Alluxio has announced the integration of RAPIDS Accelerator for Apache Spark 3.0 with the Alluxio Data Orchestration Platform to accelerate data access on NVIDIA accelerated computing clusters for computation of both analytics and AI pipelines.
According to the company, validation testing of the integration for caching of large datasets and data availability for NVIDIA GPU processing showed 2x faster acceleration for a data analytics and business intelligence workload. At the same time, NVIDIA GPU clusters with Alluxio demonstrated 70% better return on investment (ROI) compared to CPU clusters.
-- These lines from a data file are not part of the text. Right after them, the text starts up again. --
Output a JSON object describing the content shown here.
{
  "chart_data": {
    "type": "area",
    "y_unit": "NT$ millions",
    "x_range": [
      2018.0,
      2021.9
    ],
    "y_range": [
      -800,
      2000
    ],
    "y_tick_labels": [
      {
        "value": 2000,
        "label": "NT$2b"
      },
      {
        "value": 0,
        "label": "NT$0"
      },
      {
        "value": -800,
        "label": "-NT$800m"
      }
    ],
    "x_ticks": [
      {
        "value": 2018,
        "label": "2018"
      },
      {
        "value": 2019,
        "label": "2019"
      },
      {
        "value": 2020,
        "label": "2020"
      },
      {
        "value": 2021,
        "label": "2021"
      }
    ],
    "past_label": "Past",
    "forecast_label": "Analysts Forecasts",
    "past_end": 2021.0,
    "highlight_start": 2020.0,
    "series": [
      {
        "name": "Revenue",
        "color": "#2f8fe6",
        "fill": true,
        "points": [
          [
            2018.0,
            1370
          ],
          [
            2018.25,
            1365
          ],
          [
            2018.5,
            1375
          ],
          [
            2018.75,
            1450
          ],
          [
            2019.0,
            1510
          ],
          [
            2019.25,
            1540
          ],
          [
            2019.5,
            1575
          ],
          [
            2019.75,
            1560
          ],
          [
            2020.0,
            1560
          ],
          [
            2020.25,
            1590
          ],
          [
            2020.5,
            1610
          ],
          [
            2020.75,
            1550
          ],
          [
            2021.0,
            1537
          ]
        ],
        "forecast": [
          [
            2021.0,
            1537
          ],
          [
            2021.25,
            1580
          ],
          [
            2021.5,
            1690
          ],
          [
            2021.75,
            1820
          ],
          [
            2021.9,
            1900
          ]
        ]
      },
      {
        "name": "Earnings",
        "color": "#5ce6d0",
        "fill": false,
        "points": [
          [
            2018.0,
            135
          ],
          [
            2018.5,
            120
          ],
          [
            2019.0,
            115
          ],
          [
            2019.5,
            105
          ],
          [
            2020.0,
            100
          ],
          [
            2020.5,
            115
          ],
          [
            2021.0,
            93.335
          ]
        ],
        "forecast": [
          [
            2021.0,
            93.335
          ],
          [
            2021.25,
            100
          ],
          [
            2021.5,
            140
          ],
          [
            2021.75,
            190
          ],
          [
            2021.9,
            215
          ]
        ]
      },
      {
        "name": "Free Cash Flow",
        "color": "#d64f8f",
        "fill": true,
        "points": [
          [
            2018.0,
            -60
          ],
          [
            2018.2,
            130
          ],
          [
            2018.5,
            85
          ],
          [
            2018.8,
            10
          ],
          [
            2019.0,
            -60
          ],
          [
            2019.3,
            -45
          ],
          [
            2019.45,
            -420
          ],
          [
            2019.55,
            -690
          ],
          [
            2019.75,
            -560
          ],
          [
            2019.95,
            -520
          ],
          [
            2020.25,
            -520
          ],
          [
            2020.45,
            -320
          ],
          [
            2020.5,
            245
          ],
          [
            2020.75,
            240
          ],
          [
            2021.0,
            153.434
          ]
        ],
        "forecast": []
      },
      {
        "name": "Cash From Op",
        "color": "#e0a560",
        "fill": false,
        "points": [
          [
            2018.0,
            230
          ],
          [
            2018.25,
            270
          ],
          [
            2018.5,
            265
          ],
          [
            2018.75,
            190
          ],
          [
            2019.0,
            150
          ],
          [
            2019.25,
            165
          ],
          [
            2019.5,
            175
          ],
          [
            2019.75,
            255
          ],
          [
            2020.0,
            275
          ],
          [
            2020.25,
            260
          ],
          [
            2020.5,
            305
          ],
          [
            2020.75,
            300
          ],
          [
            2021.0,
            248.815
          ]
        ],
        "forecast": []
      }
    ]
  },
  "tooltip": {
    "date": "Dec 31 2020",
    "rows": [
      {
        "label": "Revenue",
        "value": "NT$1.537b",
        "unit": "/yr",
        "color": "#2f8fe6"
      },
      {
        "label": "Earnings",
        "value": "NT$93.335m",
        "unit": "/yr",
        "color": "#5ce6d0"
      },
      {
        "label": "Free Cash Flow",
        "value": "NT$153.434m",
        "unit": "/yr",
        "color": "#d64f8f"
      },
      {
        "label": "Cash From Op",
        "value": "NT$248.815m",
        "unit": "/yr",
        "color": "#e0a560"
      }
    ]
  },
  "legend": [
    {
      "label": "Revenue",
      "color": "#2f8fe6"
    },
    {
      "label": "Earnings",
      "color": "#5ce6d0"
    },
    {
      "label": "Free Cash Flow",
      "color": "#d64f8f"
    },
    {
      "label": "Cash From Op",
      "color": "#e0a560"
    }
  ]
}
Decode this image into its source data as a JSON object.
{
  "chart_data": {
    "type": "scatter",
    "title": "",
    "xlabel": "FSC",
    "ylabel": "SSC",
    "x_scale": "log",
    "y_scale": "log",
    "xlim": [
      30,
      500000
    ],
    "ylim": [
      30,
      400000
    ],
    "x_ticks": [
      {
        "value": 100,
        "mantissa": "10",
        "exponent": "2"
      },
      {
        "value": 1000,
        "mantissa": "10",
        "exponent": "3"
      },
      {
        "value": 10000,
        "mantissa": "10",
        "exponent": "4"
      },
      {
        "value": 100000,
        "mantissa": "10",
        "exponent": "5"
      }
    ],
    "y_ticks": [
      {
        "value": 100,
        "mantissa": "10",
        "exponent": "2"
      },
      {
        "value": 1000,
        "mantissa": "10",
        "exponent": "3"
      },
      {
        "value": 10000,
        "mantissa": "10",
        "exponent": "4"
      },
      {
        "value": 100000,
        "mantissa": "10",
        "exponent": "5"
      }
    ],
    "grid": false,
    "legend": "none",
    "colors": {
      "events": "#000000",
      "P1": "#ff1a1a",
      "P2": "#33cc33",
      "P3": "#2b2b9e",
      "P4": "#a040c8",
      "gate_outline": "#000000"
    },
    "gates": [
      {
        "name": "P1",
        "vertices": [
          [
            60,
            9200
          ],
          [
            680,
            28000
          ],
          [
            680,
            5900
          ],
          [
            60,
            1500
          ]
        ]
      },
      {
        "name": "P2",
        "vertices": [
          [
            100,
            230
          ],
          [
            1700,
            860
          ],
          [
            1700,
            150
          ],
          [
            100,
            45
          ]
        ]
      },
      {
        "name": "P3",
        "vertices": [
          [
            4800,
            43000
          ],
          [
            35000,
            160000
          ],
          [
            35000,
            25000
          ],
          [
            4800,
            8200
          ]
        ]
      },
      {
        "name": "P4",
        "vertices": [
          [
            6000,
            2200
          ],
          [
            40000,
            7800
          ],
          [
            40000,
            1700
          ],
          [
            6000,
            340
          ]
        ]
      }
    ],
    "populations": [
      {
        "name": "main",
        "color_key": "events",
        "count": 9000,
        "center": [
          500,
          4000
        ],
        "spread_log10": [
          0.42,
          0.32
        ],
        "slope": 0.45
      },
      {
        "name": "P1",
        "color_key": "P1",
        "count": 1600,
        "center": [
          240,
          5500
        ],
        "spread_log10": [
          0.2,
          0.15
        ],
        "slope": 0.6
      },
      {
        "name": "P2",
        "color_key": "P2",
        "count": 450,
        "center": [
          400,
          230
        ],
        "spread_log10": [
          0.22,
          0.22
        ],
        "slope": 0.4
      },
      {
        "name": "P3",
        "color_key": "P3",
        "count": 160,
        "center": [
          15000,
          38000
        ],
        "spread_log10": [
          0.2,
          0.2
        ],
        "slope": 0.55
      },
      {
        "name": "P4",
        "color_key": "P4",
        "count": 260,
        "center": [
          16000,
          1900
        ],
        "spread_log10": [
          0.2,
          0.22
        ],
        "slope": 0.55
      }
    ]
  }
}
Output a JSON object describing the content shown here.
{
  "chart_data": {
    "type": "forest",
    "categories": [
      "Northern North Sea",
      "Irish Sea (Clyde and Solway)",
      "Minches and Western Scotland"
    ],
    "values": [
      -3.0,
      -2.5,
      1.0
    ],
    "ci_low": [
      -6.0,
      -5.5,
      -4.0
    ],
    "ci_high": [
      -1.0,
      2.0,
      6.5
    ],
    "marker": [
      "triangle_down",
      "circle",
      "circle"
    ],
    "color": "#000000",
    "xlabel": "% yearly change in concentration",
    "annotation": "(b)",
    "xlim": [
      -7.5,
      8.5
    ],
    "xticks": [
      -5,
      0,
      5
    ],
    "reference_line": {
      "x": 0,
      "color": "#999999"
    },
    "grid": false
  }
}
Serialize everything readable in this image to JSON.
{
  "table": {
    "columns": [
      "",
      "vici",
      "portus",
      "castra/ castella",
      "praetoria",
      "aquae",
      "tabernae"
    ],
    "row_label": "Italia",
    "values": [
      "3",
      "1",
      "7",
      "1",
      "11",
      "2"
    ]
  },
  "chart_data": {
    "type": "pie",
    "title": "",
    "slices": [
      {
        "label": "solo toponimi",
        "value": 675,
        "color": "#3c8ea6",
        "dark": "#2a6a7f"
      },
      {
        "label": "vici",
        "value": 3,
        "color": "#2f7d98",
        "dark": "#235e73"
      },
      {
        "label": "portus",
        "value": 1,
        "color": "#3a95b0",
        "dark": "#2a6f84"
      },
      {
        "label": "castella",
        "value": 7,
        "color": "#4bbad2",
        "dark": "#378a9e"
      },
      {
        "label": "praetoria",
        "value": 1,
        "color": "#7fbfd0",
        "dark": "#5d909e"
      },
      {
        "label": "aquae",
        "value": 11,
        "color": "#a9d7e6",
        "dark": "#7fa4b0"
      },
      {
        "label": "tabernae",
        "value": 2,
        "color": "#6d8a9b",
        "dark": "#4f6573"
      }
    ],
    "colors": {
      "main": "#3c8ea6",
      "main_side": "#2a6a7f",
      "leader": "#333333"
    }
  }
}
The integration offers data locality for I/O acceleration: Alluxio manages local storage resources on the GPU cluster and provides a high performance distributed cache to accelerate data access from a remote storage cluster.
To use RAPIDS on GPU enabled clusters and Alluxio for storage access, no code changes are required. This makes adoption of the solution pain free for customers looking to migrate from their existing software stack.
Moreover, multiple data access APIs are supported to enable the use of the most appropriate processing framework for each step of the data pipeline. The distributed cache is shared to allow for high performance even when data moves from one framework to another.
RAPIDS Accelerator for Apache Spark 3.0 with Alluxio Data Orchestration Platform integration is now available.